On Feb 18, 6:30 pm, wrote:

Is "const Object* pA = new Object(1)" the same as "const Object A(1)"
in terms of creating const objects that should not be modified through
cast-to-non-const pointers. See the following example:

const int* createInt()
    return new int(1);


void myFunc( const int* const_param )
    cout << "const_param == " << *const_param << endl;

    int *non_const_param = const_cast<int*>( const_param );
    *non_const_param = 999;

    cout << "const_param == " << *const_param << endl;


int main(int argc, char* argv[])
          int a = 1;
    const int b = 1;
          int* c = new int(1);
    const int* d = new int(1);
    const int* e = createInt();

    myFunc( &a ); // ok
    myFunc( &b ); // bad
    myFunc( c ); // ok
    myFunc( d ); // bad (?)
    myFunc( e ); // bad (?)

    return 0;


I guess my real question is what does "new int(1)" or "new MyObject()"
create - is it always non-const object, or does it depend on the
context as in the following:

MyObject *p1 = new MyObject(); // p1 is non-const
const MyObject *p2 = new MyObject(); // p2 is ???

What about:

MyObject* myFunction()
    return new MyObject();


MyObject* p1 = myFunction(); // p1 is non-const
const MyObject *p2 = myFunction(); // p2 is ???

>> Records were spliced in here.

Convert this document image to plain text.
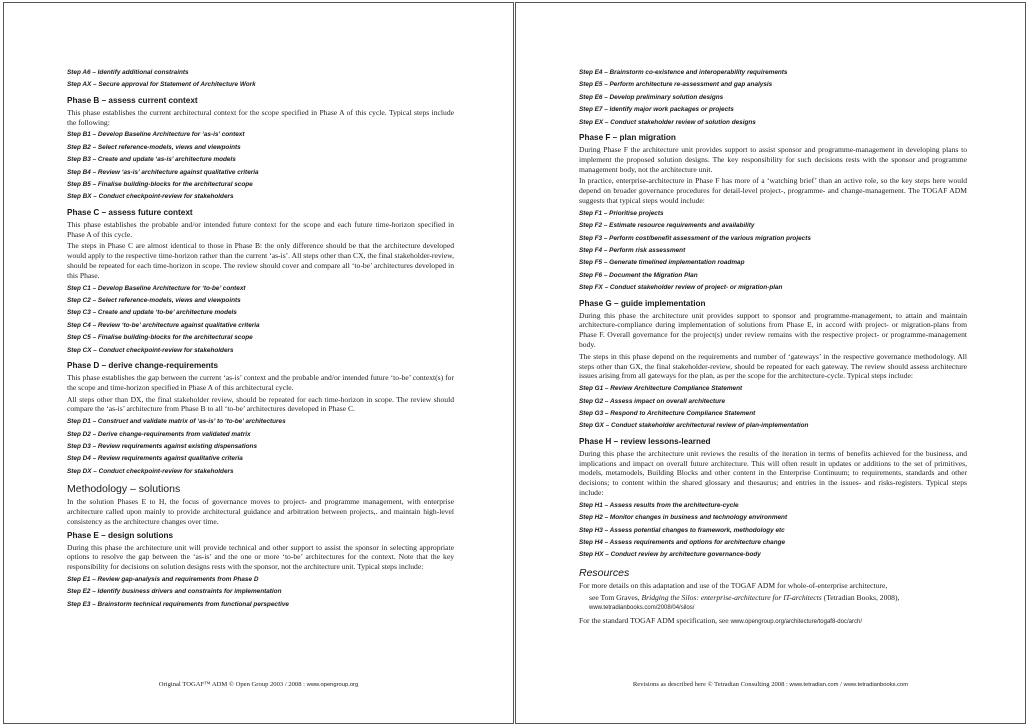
Step A6 – Identify additional constraints
Step AX – Secure approval for Statement of Architecture Work
Phase B – assess current context

This phase establishes the current architectural context for the scope specified in Phase A of this cycle. Typical steps include the following:

Step B1 – Develop Baseline Architecture for ‘as-is’ context
Step B2 – Select reference-models, views and viewpoints
Step B3 – Create and update ‘as-is’ architecture models
Step B4 – Review ‘as-is’ architecture against qualitative criteria
Step B5 – Finalise building-blocks for the architectural scope
Step BX – Conduct checkpoint-review for stakeholders
Phase C – assess future context

This phase establishes the probable and/or intended future context for the scope and each future time-horizon specified in Phase A of this cycle.

The steps in Phase C are almost identical to those in Phase B: the only difference should be that the architecture developed would apply to the respective time-horizon rather than the current ‘as-is’. All steps other than CX, the final stakeholder-review, should be repeated for each time-horizon in scope. The review should cover and compare all ‘to-be’ architectures developed in this Phase.

Step C1 – Develop Baseline Architecture for ‘to-be’ context
Step C2 – Select reference-models, views and viewpoints
Step C3 – Create and update ‘to-be’ architecture models
Step C4 – Review ‘to-be’ architecture against qualitative criteria
Step C5 – Finalise building-blocks for the architectural scope
Step CX – Conduct checkpoint-review for stakeholders
Phase D – derive change-requirements

This phase establishes the gap between the current ‘as-is’ context and the probable and/or intended future ‘to-be’ context(s) for the scope and time-horizon specified in Phase A of this architectural cycle.

All steps other than DX, the final stakeholder review, should be repeated for each time-horizon in scope. The review should compare the ‘as-is’ architecture from Phase B to all ‘to-be’ architectures developed in Phase C.

Step D1 – Construct and validate matrix of ‘as-is’ to ‘to-be’ architectures
Step D2 – Derive change-requirements from validated matrix
Step D3 – Review requirements against existing dispensations
Step D4 – Review requirements against qualitative criteria
Step DX – Conduct checkpoint-review for stakeholders
Methodology – solutions

In the solution Phases E to H, the focus of governance moves to project- and programme management, with enterprise architecture called upon mainly to provide architectural guidance and arbitration between projects,. and maintain high-level consistency as the architecture changes over time.

Phase E – design solutions

During this phase the architecture unit will provide technical and other support to assist the sponsor in selecting appropriate options to resolve the gap between the ‘as-is’ and the one or more ‘to-be’ architectures for the context. Note that the key responsibility for decisions on solution designs rests with the sponsor, not the architecture unit. Typical steps include:

Step E1 – Review gap-analysis and requirements from Phase D
Step E2 – Identify business drivers and constraints for implementation
Step E3 – Brainstorm technical requirements from functional perspective
Original TOGAF™ ADM © Open Group 2003 / 2008 : www.opengroup.org
Step E4 – Brainstorm co-existence and interoperability requirements
Step E5 – Perform architecture re-assessment and gap analysis
Step E6 – Develop preliminary solution designs
Step E7 – Identify major work packages or projects
Step EX – Conduct stakeholder review of solution designs
Phase F – plan migration

During Phase F the architecture unit provides support to assist sponsor and programme-management in developing plans to implement the proposed solution designs. The key responsibility for such decisions rests with the sponsor and programme management body, not the architecture unit.

In practice, enterprise-architecture in Phase F has more of a ‘watching brief’ than an active role, so the key steps here would depend on broader governance procedures for detail-level project-, programme- and change-management. The TOGAF ADM suggests that typical steps would include:

Step F1 – Prioritise projects
Step F2 – Estimate resource requirements and availability
Step F3 – Perform cost/benefit assessment of the various migration projects
Step F4 – Perform risk assessment
Step F5 – Generate timelined implementation roadmap
Step F6 – Document the Migration Plan
Step FX – Conduct stakeholder review of project- or migration-plan
Phase G – guide implementation

During this phase the architecture unit provides support to sponsor and programme-management, to attain and maintain architecture-compliance during implementation of solutions from Phase E, in accord with project- or migration-plans from Phase F. Overall governance for the project(s) under review remains with the respective project- or programme-management body.

The steps in this phase depend on the requirements and number of ‘gateways’ in the respective governance methodology. All steps other than GX, the final stakeholder-review, should be repeated for each gateway. The review should assess architecture issues arising from all gateways for the plan, as per the scope for the architecture-cycle. Typical steps include:

Step G1 – Review Architecture Compliance Statement
Step G2 – Assess impact on overall architecture
Step G3 – Respond to Architecture Compliance Statement
Step GX – Conduct stakeholder architectural review of plan-implementation
Phase H – review lessons-learned

During this phase the architecture unit reviews the results of the iteration in terms of benefits achieved for the business, and implications and impact on overall future architecture. This will often result in updates or additions to the set of primitives, models, metamodels, Building Blocks and other content in the Enterprise Continuum; to requirements, standards and other decisions; to content within the shared glossary and thesaurus; and entries in the issues- and risks-registers. Typical steps include:

Step H1 – Assess results from the architecture-cycle
Step H2 – Monitor changes in business and technology environment
Step H3 – Assess potential changes to framework, methodology etc
Step H4 – Assess requirements and options for architecture change
Step HX – Conduct review by architecture governance-body
Resources

For more details on this adaptation and use of the TOGAF ADM for whole-of-enterprise architecture,

see Tom Graves, Bridging the Silos: enterprise-architecture for IT-architects (Tetradian Books, 2008),
www.tetradianbooks.com/2008/04/silos/

For the standard TOGAF ADM specification, see www.opengroup.org/architecture/togaf8-doc/arch/

Revisions as described here © Tetradian Consulting 2008 : www.tetradian.com / www.tetradianbooks.com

Get out of the Java habit of putting () after the class name when
calling new. I'm pretty sure that "new Object();" and "new Object;" do
different things.

In answer to your question, the object returned by new is inherently
non-const, but once placed in a const pointer, non-const functions can
no longer be called on that object through that pointer. That doesn't
mean the object is const though, note for example:

Object* o = new Object;
const Object* o2 = o;

o->non_const_func(); // perfectly OK even though the object is being
held in a pointer to const elsewhere.